Figure 2.

Mechanisms of pathogenesis in coeliac disease. (A) It is well established that peptides derived from gluten are modified by TG2 and presented by antigen presenting cells in mesenteric lymph nodes (MLN) to CD4⁺ T cells in the context of HLA-DQ2. The resulting T_H1 type response results in IFNγ production and intestinal inflammation. Chronic inflammation leads to expansion and persistence of Vδ1⁺γδ T cells, which also contribute to IFNγ production. Gluten peptides induce expression of IL-15 and stress molecules on enterocytes.
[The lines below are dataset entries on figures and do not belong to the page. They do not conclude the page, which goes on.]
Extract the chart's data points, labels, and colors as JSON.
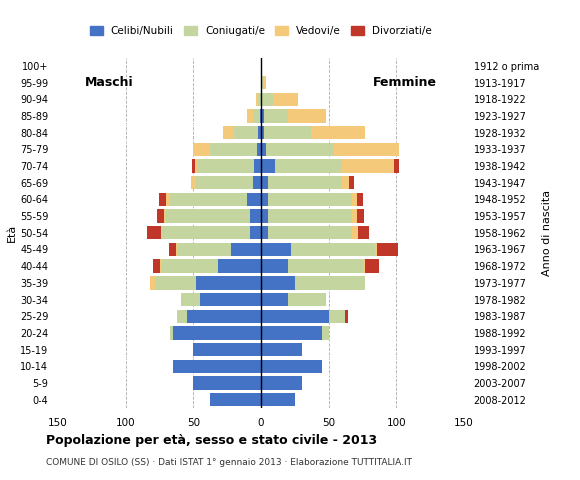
{
  "age_groups": [
    "0-4",
    "5-9",
    "10-14",
    "15-19",
    "20-24",
    "25-29",
    "30-34",
    "35-39",
    "40-44",
    "45-49",
    "50-54",
    "55-59",
    "60-64",
    "65-69",
    "70-74",
    "75-79",
    "80-84",
    "85-89",
    "90-94",
    "95-99",
    "100+"
  ],
  "birth_years": [
    "2008-2012",
    "2003-2007",
    "1998-2002",
    "1993-1997",
    "1988-1992",
    "1983-1987",
    "1978-1982",
    "1973-1977",
    "1968-1972",
    "1963-1967",
    "1958-1962",
    "1953-1957",
    "1948-1952",
    "1943-1947",
    "1938-1942",
    "1933-1937",
    "1928-1932",
    "1923-1927",
    "1918-1922",
    "1913-1917",
    "1912 o prima"
  ],
  "colors": {
    "celibi": "#4472c4",
    "coniugati": "#c5d5a0",
    "vedovi": "#f5c97a",
    "divorziati": "#c0372a"
  },
  "maschi": {
    "celibi": [
      38,
      50,
      65,
      50,
      65,
      55,
      45,
      48,
      32,
      22,
      8,
      8,
      10,
      6,
      5,
      3,
      2,
      1,
      0,
      0,
      0
    ],
    "coniugati": [
      0,
      0,
      0,
      0,
      2,
      7,
      14,
      30,
      42,
      40,
      65,
      62,
      58,
      42,
      42,
      35,
      18,
      5,
      2,
      0,
      0
    ],
    "vedovi": [
      0,
      0,
      0,
      0,
      0,
      0,
      0,
      4,
      1,
      1,
      1,
      2,
      2,
      4,
      2,
      12,
      8,
      4,
      2,
      0,
      0
    ],
    "divorziati": [
      0,
      0,
      0,
      0,
      0,
      0,
      0,
      0,
      5,
      5,
      10,
      5,
      5,
      0,
      2,
      0,
      0,
      0,
      0,
      0,
      0
    ]
  },
  "femmine": {
    "celibi": [
      25,
      30,
      45,
      30,
      45,
      50,
      20,
      25,
      20,
      22,
      5,
      5,
      5,
      5,
      10,
      4,
      2,
      2,
      1,
      0,
      0
    ],
    "coniugati": [
      0,
      0,
      0,
      0,
      5,
      12,
      28,
      52,
      55,
      62,
      62,
      62,
      62,
      55,
      50,
      50,
      35,
      18,
      8,
      2,
      0
    ],
    "vedovi": [
      0,
      0,
      0,
      0,
      0,
      0,
      0,
      0,
      2,
      2,
      5,
      4,
      4,
      5,
      38,
      48,
      40,
      28,
      18,
      2,
      0
    ],
    "divorziati": [
      0,
      0,
      0,
      0,
      0,
      2,
      0,
      0,
      10,
      15,
      8,
      5,
      4,
      4,
      4,
      0,
      0,
      0,
      0,
      0,
      0
    ]
  },
  "xlim": 150,
  "title": "Popolazione per età, sesso e stato civile - 2013",
  "subtitle": "COMUNE DI OSILO (SS) · Dati ISTAT 1° gennaio 2013 · Elaborazione TUTTITALIA.IT",
  "ylabel_left": "Età",
  "ylabel_right": "Anno di nascita",
  "label_maschi": "Maschi",
  "label_femmine": "Femmine",
  "legend_labels": [
    "Celibi/Nubili",
    "Coniugati/e",
    "Vedovi/e",
    "Divorziati/e"
  ]
}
The increased levels of IL-15 promote a NK-like phenotype in CD8⁺ T cells, contributing directly to enterocyte death. A proportion of CD8⁺γδ⁺ T cells are thought to play a regulatory role through secretion of TGF-β. Plasma cells are also abundant in the lesion where many express the immunodominant gluten peptide DQ2.5-glia-α1a and are induced to secrete antibodies that bind to TG2 and other targets. (B) Other less well-characterized mechanisms may play a role in lesion development. Intestinal myofibroblasts contribute to tissue remodeling by the secretion of matrix metalloproteases (MMPs) and via their contractile properties. These cells strongly express TG2 and α-actin. Innate-like lymphocytes including natural killer (NK cells), innate lymphoid cells (ILC), invariant natural killer T cells (iNKT) and mucosal-associated invariant T (MAIT) cells may all contribute to the lesion. Granulocytes, including eosinophils, neutrophils and basophils, and also mast cells have been detected in higher levels and may be involved in disease pathogenesis.